For too long, people with dementia and related disorders have not been at the heart of influencing services and policies and finally the DEEP project has given us the power to change this for the better.
Initially the concept of the project confused me and I felt we were working towards creating a country wide “Living with Dementia” group. However the real aim of DEEP, to establish a network of local and national independent groups that could work together to empower people with dementia, was something I was passionate about and keen to be a part of.
The project, led by the Mental Health Foundation with support from Innovations in Dementia
and the Alzheimer’s Society
, and funded by the Joseph Rowntree Foundation
, began in 2011. As an Associate at Innovations in Dementia and having worked closely with all three organisations I became involved in the project at an early stage to offer my own perspective as a professional and as a person living with a diagnosis of dementia.

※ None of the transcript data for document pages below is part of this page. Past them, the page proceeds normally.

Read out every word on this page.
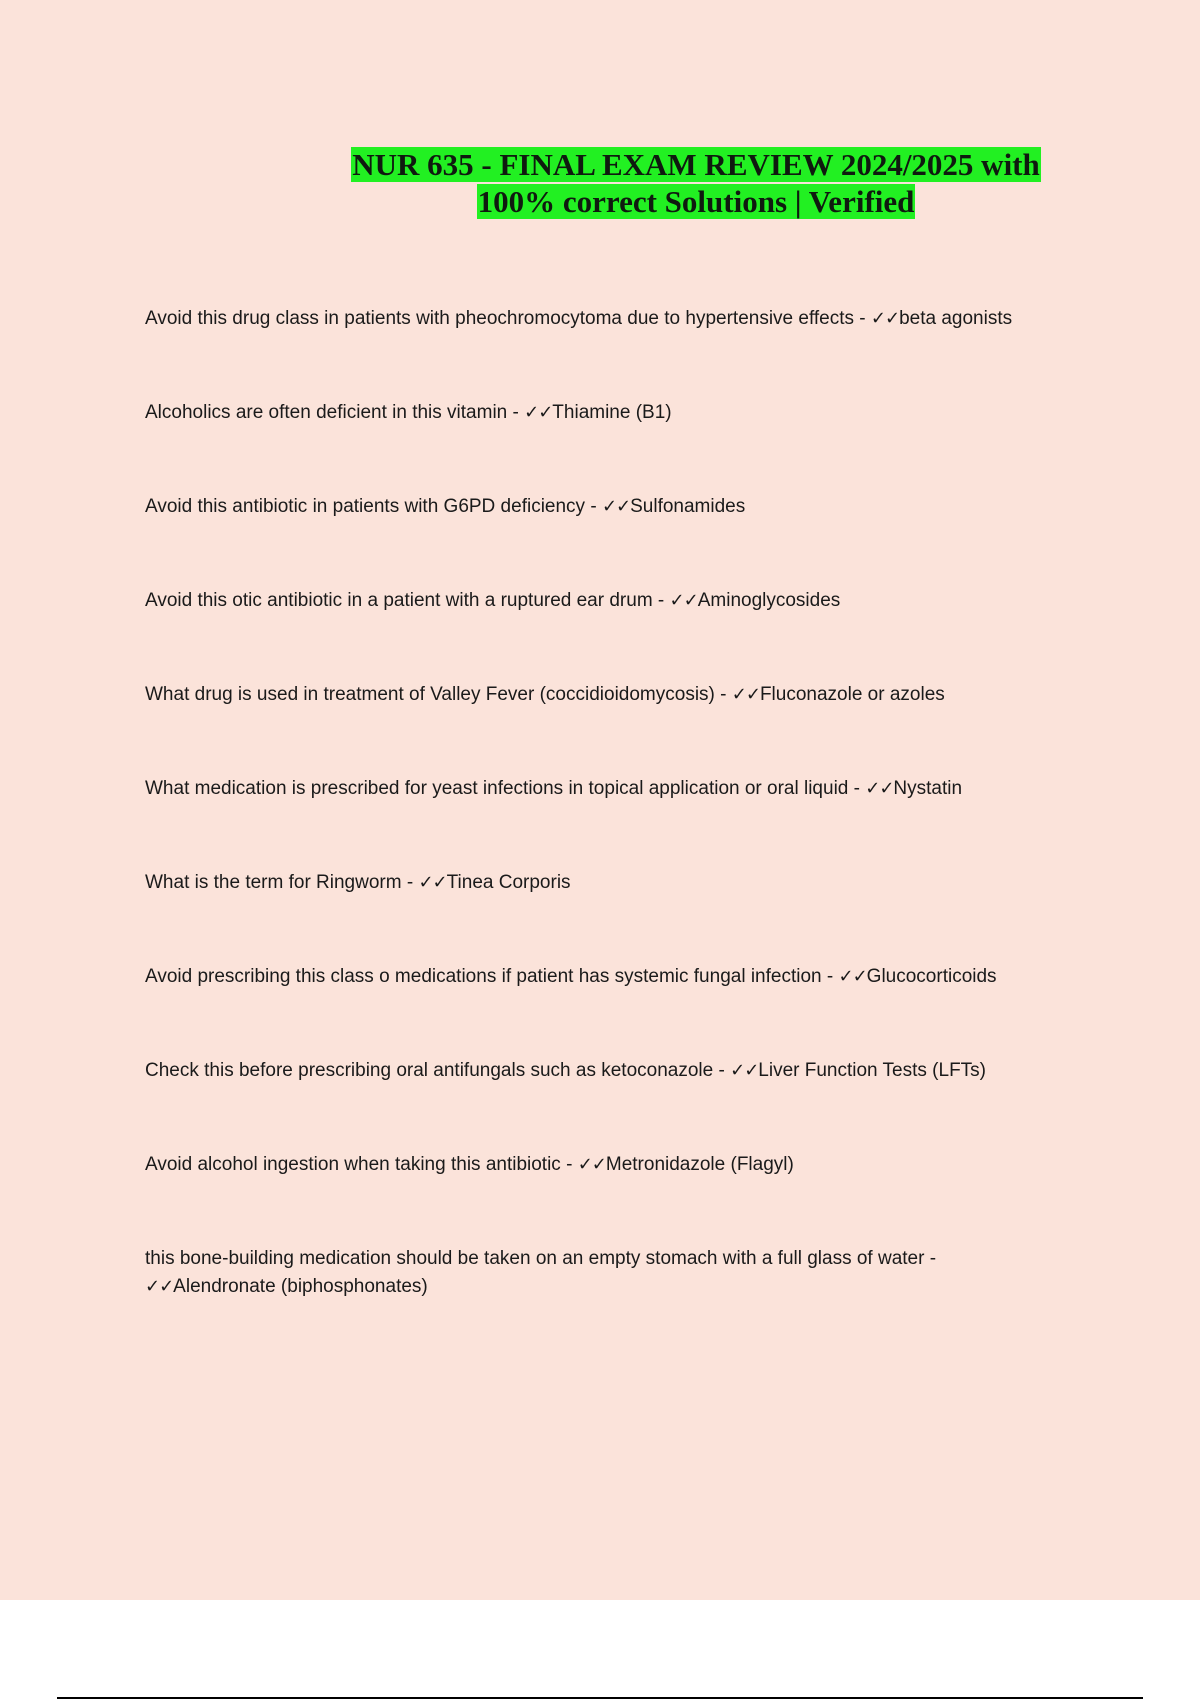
NUR 635 - FINAL EXAM REVIEW 2024/2025 with
100% correct Solutions | Verified
Avoid this drug class in patients with pheochromocytoma due to hypertensive effects - ✓✓beta agonists
Alcoholics are often deficient in this vitamin - ✓✓Thiamine (B1)
Avoid this antibiotic in patients with G6PD deficiency - ✓✓Sulfonamides
Avoid this otic antibiotic in a patient with a ruptured ear drum - ✓✓Aminoglycosides
What drug is used in treatment of Valley Fever (coccidioidomycosis) - ✓✓Fluconazole or azoles
What medication is prescribed for yeast infections in topical application or oral liquid - ✓✓Nystatin
What is the term for Ringworm - ✓✓Tinea Corporis
Avoid prescribing this class o medications if patient has systemic fungal infection - ✓✓Glucocorticoids
Check this before prescribing oral antifungals such as ketoconazole - ✓✓Liver Function Tests (LFTs)
Avoid alcohol ingestion when taking this antibiotic - ✓✓Metronidazole (Flagyl)
this bone-building medication should be taken on an empty stomach with a full glass of water - ✓✓Alendronate (biphosphonates)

The initial challenge was to investigate the ways that people with dementia were engaged and discover the aims they had for the future. The Mental Health Foundation completed a survey to build a picture of groups or projects led by or actively involving people with dementia which sought to influence services and policies. It was apparent that there were some well-established groups, such as the Scottish Dementia Working Group, already in existence, while others had aspirations to establish themselves for many years but were lacking in the support and resources they needed to progress.
By building an accurate picture of initiatives for people with dementia across the UK, we were able to evaluate these and identify areas that needed further support. After launching the results at two national events this year and showcasing some of the most successful initiatives, the project moved on to think about how to develop a UK-wide network to enable people with dementia, their families and carers to share their experiences, ideas and resources, and support one another in their shared goal to improve policy and service delivery for people living with dementia.
To be at 18 months on with an in-depth report
completed by the Joseph Rowntree Foundation summarising the DEEP project processes and findings and a film featuring people living with dementia’s experiences of dementia
initiatives is truly inspiring. All of the hard work and commitment which has gone into the first stage of the DEEP project has just scratched at the surface, and the second phase seeks to delve much further, helping the groups to grow, become more influential, access further resources and further develop the idea of a network.